Kathy, I just want to follow up to check if you're going to maintain the full year gross target? Last time, you mentioned it's flattish growth for both HK and China.
The growth target, you mean...
Yes, for the full year.
For the -- the growth target is -- we'll talk about the -- at shop -- the shops, the net-net additions. We have a full year target of -- actually 150 net-net, but then about -- around 120 will be coming from the Luk Fook -- existing Luk Fook shops and around 30 will be coming from new brands. So basically, we haven't changed any plan for that. We will still stick to that. And then we actually expect that to -- expect that our real figure -- actual figure will be better than that. That's our minimum.
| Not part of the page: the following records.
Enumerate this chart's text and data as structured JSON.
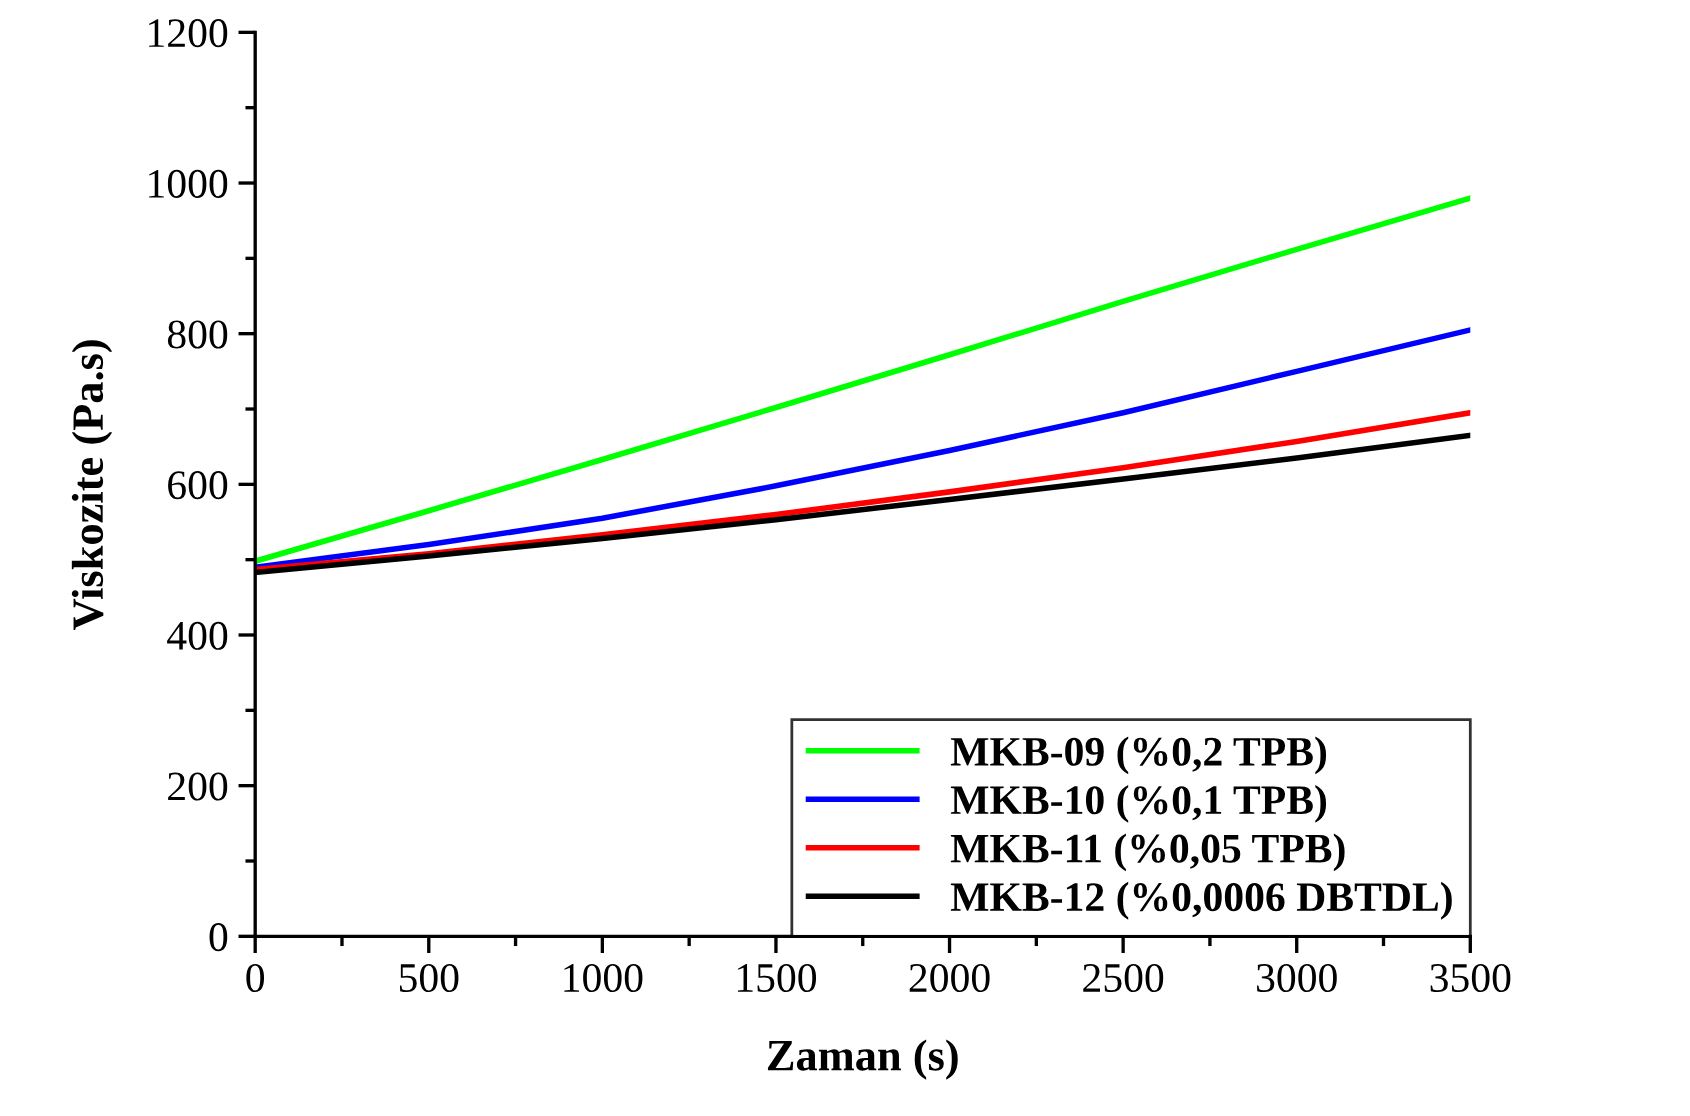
{
  "chart_data": {
    "type": "line",
    "xlabel": "Zaman (s)",
    "ylabel": "Viskozite (Pa.s)",
    "x": [
      0,
      500,
      1000,
      1500,
      2000,
      2500,
      3000,
      3500
    ],
    "series": [
      {
        "name": "MKB-09 (%0,2 TPB)",
        "color": "#00ff00",
        "values": [
          498,
          565,
          633,
          702,
          772,
          843,
          912,
          980
        ]
      },
      {
        "name": "MKB-10 (%0,1 TPB)",
        "color": "#0000ff",
        "values": [
          490,
          520,
          555,
          598,
          645,
          695,
          750,
          805
        ]
      },
      {
        "name": "MKB-11 (%0,05 TPB)",
        "color": "#ff0000",
        "values": [
          487,
          508,
          533,
          560,
          590,
          622,
          657,
          695
        ]
      },
      {
        "name": "MKB-12 (%0,0006 DBTDL)",
        "color": "#000000",
        "values": [
          483,
          505,
          528,
          553,
          580,
          607,
          635,
          665
        ]
      }
    ],
    "xlim": [
      0,
      3500
    ],
    "xticks": [
      0,
      500,
      1000,
      1500,
      2000,
      2500,
      3000,
      3500
    ],
    "ylim": [
      0,
      1200
    ],
    "yticks": [
      0,
      200,
      400,
      600,
      800,
      1000,
      1200
    ],
    "grid": false,
    "legend": "bottom right",
    "marker": "none",
    "line_style": "solid"
  }
}
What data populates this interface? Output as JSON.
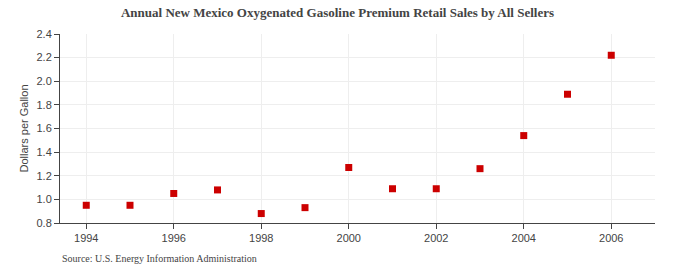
{
  "chart_data": {
    "type": "scatter",
    "title": "Annual New Mexico Oxygenated Gasoline Premium Retail Sales by All Sellers",
    "ylabel": "Dollars per Gallon",
    "annotations": [
      "Source: U.S. Energy Information Administration"
    ],
    "x": [
      1994,
      1995,
      1996,
      1997,
      1998,
      1999,
      2000,
      2001,
      2002,
      2003,
      2004,
      2005,
      2006
    ],
    "values": [
      0.95,
      0.95,
      1.05,
      1.08,
      0.88,
      0.93,
      1.27,
      1.09,
      1.09,
      1.26,
      1.54,
      1.89,
      2.22
    ],
    "color": "#cc0000",
    "marker": "square",
    "xlim": [
      1993.4,
      2007.0
    ],
    "xticks": [
      1994,
      1996,
      1998,
      2000,
      2002,
      2004,
      2006
    ],
    "ylim": [
      0.8,
      2.4
    ],
    "yticks": [
      0.8,
      {
        "value": 1.0,
        "label": "1.0"
      },
      1.2,
      1.4,
      1.6,
      1.8,
      {
        "value": 2.0,
        "label": "2.0"
      },
      2.2,
      2.4
    ],
    "grid": true
  }
}
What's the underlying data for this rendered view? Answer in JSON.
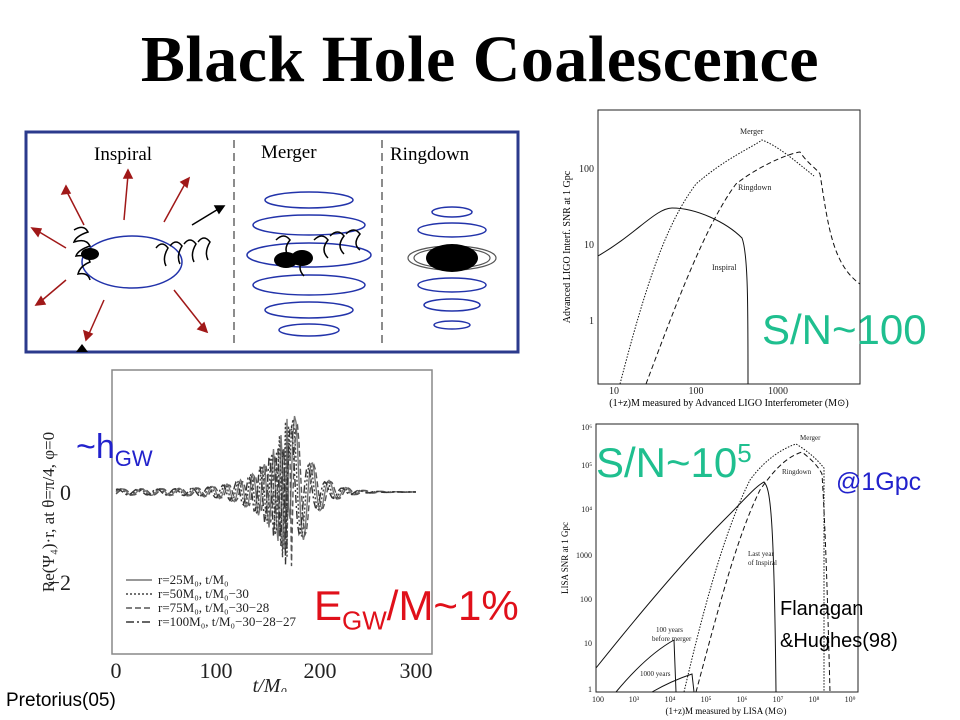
{
  "title": "Black Hole Coalescence",
  "stages": {
    "inspiral": "Inspiral",
    "merger": "Merger",
    "ringdown": "Ringdown"
  },
  "waveform": {
    "ylabel": "Re(Ψ₄)·r, at θ=π/4, φ=0",
    "xlabel": "t/M₀",
    "xticks": [
      "0",
      "100",
      "200",
      "300"
    ],
    "yticks": [
      "0",
      "−2"
    ],
    "legend": [
      "r=25M₀, t/M₀",
      "r=50M₀, t/M₀−30",
      "r=75M₀, t/M₀−30−28",
      "r=100M₀, t/M₀−30−28−27"
    ],
    "annotation_h": "~h",
    "annotation_h_sub": "GW",
    "annotation_e": "E",
    "annotation_e_sub": "GW",
    "annotation_e_rest": "/M~1%"
  },
  "ligo": {
    "ylabel": "Advanced LIGO Interf. SNR at 1 Gpc",
    "xlabel": "(1+z)M measured by Advanced LIGO Interferometer (M⊙)",
    "xticks": [
      "10",
      "100",
      "1000"
    ],
    "yticks": [
      "100",
      "10",
      "1"
    ],
    "curves": {
      "merger": "Merger",
      "ringdown": "Ringdown",
      "inspiral": "Inspiral"
    },
    "snr": "S/N~100"
  },
  "lisa": {
    "ylabel": "LISA SNR at 1 Gpc",
    "xlabel": "(1+z)M measured by LISA (M⊙)",
    "xticks": [
      "100",
      "10³",
      "10⁴",
      "10⁵",
      "10⁶",
      "10⁷",
      "10⁸",
      "10⁹"
    ],
    "yticks": [
      "10⁶",
      "10⁵",
      "10⁴",
      "1000",
      "100",
      "10",
      "1"
    ],
    "curves": {
      "merger": "Merger",
      "ringdown": "Ringdown",
      "last_year": "Last year",
      "last_year2": "of Inspiral",
      "hundred_years": "100 years",
      "hundred_years2": "before merger",
      "thousand_years": "1000 years"
    },
    "snr": "S/N~10",
    "snr_exp": "5",
    "distance": "@1Gpc"
  },
  "credits": {
    "pretorius": "Pretorius(05)",
    "flanagan1": "Flanagan",
    "flanagan2": "&Hughes(98)"
  }
}
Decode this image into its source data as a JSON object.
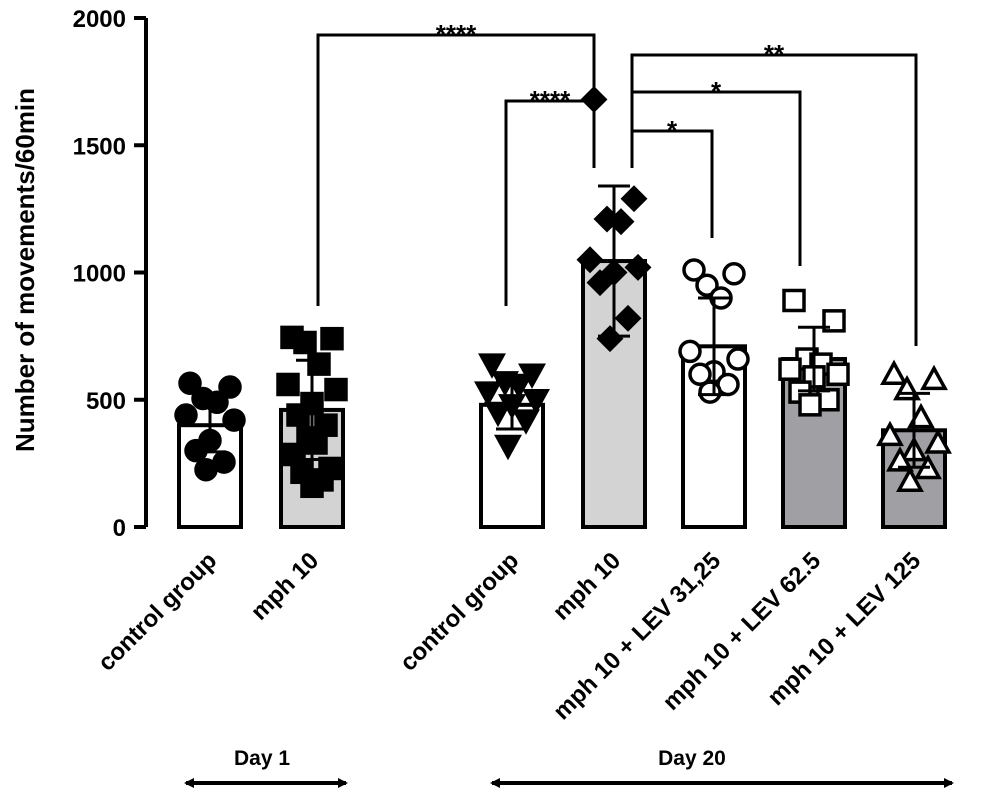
{
  "chart_data": {
    "type": "bar",
    "ylabel": "Number of movements/60min",
    "ylim": [
      0,
      2000
    ],
    "yticks": [
      "0",
      "500",
      "1000",
      "1500",
      "2000"
    ],
    "groups": [
      {
        "label": "Day 1",
        "categories": [
          "control group",
          "mph 10"
        ]
      },
      {
        "label": "Day 20",
        "categories": [
          "control group",
          "mph 10",
          "mph 10 + LEV 31,25",
          "mph 10 + LEV 62.5",
          "mph 10 + LEV 125"
        ]
      }
    ],
    "bars": [
      {
        "category": "control group",
        "day": "Day 1",
        "mean": 400,
        "sd": 105,
        "fill": "#ffffff",
        "marker": "circle-filled",
        "points": [
          565,
          550,
          505,
          490,
          440,
          420,
          340,
          300,
          255,
          225
        ]
      },
      {
        "category": "mph 10",
        "day": "Day 1",
        "mean": 460,
        "sd": 195,
        "fill": "#d3d3d3",
        "marker": "square-filled",
        "points": [
          745,
          740,
          725,
          640,
          560,
          540,
          485,
          440,
          400,
          350,
          330,
          285,
          230,
          215,
          185,
          160
        ]
      },
      {
        "category": "control group",
        "day": "Day 20",
        "mean": 480,
        "sd": 95,
        "fill": "#ffffff",
        "marker": "triangle-down-filled",
        "points": [
          640,
          600,
          570,
          560,
          530,
          500,
          480,
          450,
          420,
          320
        ]
      },
      {
        "category": "mph 10",
        "day": "Day 20",
        "mean": 1045,
        "sd": 295,
        "fill": "#d3d3d3",
        "marker": "diamond-filled",
        "points": [
          1680,
          1290,
          1210,
          1200,
          1050,
          1020,
          1000,
          960,
          820,
          740
        ]
      },
      {
        "category": "mph 10 + LEV 31,25",
        "day": "Day 20",
        "mean": 710,
        "sd": 190,
        "fill": "#ffffff",
        "marker": "circle-open",
        "points": [
          1010,
          995,
          950,
          900,
          690,
          660,
          610,
          600,
          560,
          530
        ]
      },
      {
        "category": "mph 10 + LEV 62.5",
        "day": "Day 20",
        "mean": 660,
        "sd": 125,
        "fill": "#a0a0a4",
        "marker": "square-open",
        "points": [
          890,
          810,
          660,
          640,
          620,
          600,
          590,
          530,
          500,
          480
        ]
      },
      {
        "category": "mph 10 + LEV 125",
        "day": "Day 20",
        "mean": 380,
        "sd": 145,
        "fill": "#a0a0a4",
        "marker": "triangle-up-open",
        "points": [
          600,
          580,
          540,
          430,
          360,
          330,
          300,
          260,
          230,
          180
        ]
      }
    ],
    "significance": [
      {
        "from": 1,
        "to": 3,
        "label": "****"
      },
      {
        "from": 2,
        "to": 3,
        "label": "****"
      },
      {
        "from": 3,
        "to": 4,
        "label": "*"
      },
      {
        "from": 3,
        "to": 5,
        "label": "*"
      },
      {
        "from": 3,
        "to": 6,
        "label": "**"
      }
    ]
  }
}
And then for the same-store sales growth, actually, we talk about having a very high base in the first half and a low base in the second half. That's why we expect for the first half, we make kind of a drop, and second half, we should have somewhat -- some kind of growth. That's why for the full year, we are talking about maybe -- altogether, maybe kind of a flattish growth. And we still want to maintain kind of a profitability in FY 2019.
There are currently no more questions in queue. [Operator Instructions] There are currently no more questions in queue. I'd like to hand the call over back to Stephanie. Please continue.
Thank you, moderator, and thank you to our speakers. At the moment, we don't have any questions. And thank you, everyone, for joining the call and have a nice evening.
Thank you. Buh-bye.
Thanks, bye.
Thank you. Ladies and gentlemen, that does conclude our conference for today. Thank you all for your participation. You may all now disconnect.